Biochar and short-term n2 o and co2 emission from plant residue-amended soil with different fertilisation history

Abstract

The effect of biochar application on nitrous oxide (N2 O) and carbon dioxide (CO2 ) emissions from an arable soil amended with maize leaves was studied in a laboratory experiment using soil samples collected from plots with three different fertiliser treatments: no fertilisation (CONT), mineral fertiliser (NPKMg) and farmyard manure (FYM), of a well characterized agricultural experiment established in 1949. Two biochars (BC) used in the experiment were produced in low temperature slow (BCslow) and in high temperature fast (BCfast) pyrolysis, and applied at a rate of 10 t ha-1. Different fertilisation strategies induced significant differences in the soil total carbon (C) and nitrogen (N) contents (CONT < NPKMg < FYM), but at the time of the soil sample collection the soil contained low levels of plant-available nitrogen (<10 mg kg-1 N soil) independent of the fertilisation treatment. A stable suppressive effect of BCslow, but not BCfast application on N2 O emissions was found for maize leaves-amended soil.

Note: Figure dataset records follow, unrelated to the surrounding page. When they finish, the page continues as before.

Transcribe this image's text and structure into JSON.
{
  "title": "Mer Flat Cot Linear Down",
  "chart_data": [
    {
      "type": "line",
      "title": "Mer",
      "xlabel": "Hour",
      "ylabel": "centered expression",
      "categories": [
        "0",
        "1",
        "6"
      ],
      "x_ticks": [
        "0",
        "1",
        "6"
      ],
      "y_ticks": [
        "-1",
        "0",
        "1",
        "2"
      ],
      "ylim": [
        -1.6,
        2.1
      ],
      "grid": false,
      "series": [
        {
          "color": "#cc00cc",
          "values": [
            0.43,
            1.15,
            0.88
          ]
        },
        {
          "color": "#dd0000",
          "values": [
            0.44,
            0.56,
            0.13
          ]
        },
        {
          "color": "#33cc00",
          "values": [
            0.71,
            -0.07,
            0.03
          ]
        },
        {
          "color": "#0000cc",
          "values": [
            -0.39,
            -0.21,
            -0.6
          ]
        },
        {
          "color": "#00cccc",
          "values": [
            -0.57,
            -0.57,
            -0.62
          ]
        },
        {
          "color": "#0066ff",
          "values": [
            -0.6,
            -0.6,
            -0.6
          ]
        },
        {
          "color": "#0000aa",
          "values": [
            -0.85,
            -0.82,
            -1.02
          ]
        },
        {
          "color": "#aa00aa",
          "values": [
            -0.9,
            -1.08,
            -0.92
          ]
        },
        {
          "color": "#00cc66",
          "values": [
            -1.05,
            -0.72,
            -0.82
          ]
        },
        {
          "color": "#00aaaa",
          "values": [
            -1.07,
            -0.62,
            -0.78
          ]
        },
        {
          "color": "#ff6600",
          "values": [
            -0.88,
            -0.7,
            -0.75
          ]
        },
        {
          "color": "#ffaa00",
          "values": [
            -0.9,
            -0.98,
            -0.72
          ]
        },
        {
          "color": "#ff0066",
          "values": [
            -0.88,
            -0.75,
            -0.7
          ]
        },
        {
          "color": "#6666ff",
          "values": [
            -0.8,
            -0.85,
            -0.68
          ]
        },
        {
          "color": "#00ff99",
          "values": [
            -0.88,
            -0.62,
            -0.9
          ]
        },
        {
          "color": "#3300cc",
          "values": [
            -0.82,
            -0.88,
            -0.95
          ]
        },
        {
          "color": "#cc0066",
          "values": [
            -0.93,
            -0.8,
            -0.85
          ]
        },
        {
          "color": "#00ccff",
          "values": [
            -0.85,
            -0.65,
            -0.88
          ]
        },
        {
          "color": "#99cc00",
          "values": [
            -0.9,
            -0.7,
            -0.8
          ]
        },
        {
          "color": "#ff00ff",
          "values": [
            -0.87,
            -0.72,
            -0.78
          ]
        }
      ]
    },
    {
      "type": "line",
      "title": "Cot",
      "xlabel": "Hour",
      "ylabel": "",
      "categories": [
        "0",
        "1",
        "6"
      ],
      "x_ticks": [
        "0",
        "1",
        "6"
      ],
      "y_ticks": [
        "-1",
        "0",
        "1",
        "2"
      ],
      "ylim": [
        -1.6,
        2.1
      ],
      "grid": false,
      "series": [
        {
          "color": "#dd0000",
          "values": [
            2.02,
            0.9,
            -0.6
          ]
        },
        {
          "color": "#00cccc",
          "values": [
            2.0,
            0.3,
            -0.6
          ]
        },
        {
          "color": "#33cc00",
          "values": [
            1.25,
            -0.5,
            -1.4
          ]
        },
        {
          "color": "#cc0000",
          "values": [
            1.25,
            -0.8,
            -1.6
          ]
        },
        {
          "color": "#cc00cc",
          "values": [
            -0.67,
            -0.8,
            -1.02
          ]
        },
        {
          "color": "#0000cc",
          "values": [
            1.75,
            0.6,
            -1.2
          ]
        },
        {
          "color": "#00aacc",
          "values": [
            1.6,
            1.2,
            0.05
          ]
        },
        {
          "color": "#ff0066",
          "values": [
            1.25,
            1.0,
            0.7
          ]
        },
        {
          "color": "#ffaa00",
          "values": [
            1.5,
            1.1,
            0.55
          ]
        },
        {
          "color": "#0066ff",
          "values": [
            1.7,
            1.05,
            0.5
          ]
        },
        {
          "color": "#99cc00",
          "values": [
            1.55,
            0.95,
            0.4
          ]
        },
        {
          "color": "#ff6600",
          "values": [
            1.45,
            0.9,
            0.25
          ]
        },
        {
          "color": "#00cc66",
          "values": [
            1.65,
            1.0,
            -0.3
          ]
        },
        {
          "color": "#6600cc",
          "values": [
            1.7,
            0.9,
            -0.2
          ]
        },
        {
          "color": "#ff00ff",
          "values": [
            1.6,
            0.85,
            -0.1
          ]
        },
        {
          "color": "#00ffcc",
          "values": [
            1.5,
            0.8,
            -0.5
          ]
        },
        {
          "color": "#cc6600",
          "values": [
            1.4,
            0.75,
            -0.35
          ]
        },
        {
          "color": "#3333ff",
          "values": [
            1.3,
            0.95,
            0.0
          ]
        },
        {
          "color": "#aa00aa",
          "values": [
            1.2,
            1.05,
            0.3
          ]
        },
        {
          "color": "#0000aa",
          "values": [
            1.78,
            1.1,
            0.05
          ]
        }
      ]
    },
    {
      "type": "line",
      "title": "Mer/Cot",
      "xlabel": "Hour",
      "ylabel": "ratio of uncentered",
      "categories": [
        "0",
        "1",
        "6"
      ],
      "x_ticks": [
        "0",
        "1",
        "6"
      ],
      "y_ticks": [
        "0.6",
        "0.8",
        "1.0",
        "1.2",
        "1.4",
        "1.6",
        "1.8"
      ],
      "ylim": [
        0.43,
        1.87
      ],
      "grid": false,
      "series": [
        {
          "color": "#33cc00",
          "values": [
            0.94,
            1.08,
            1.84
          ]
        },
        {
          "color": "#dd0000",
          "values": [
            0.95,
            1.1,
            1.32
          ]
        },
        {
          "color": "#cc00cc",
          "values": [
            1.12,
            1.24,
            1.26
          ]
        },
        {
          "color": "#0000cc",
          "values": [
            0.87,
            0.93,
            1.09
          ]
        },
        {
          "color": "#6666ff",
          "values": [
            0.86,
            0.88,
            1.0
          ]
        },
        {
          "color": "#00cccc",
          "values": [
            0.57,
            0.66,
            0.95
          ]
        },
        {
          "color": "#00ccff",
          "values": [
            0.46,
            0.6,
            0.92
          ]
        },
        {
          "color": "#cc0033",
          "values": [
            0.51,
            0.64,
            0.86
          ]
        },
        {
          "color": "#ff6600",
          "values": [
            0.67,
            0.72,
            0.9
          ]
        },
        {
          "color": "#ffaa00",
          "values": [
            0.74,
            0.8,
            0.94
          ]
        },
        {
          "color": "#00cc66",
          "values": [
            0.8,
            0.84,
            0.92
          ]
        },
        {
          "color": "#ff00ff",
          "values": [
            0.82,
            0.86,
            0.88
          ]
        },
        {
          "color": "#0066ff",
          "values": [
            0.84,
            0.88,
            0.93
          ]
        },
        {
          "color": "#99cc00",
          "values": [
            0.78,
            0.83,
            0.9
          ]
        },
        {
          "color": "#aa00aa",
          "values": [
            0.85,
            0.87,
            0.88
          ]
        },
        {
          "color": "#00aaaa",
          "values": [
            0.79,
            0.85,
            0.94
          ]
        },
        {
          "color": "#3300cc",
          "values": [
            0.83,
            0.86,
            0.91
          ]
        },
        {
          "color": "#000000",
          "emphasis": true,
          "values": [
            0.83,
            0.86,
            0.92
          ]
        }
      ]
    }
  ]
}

The short-term effect of residue application on N2 O emission was much stronger than the 60-year difference in the soil fertilisation strategy. Mixing of biochar with maize leaves and the soil was in general more efficient in reducing N2 O emissions than biochar application in layers. Neither of the studied ways of biochar application to the soils systematically reduced CO2 emissions. Compared to BCslow, application of thermally more labile BCfast with wider oxygen and carbon (O:C) and hydrogen and carbon (H:C) ratios did not systematically reduce N2 O emissions and increased CO2 fluxes from the soils, underpinning the role of biochar stability and composition for controlling plant residue-related greenhouse gas (GHG) emissions.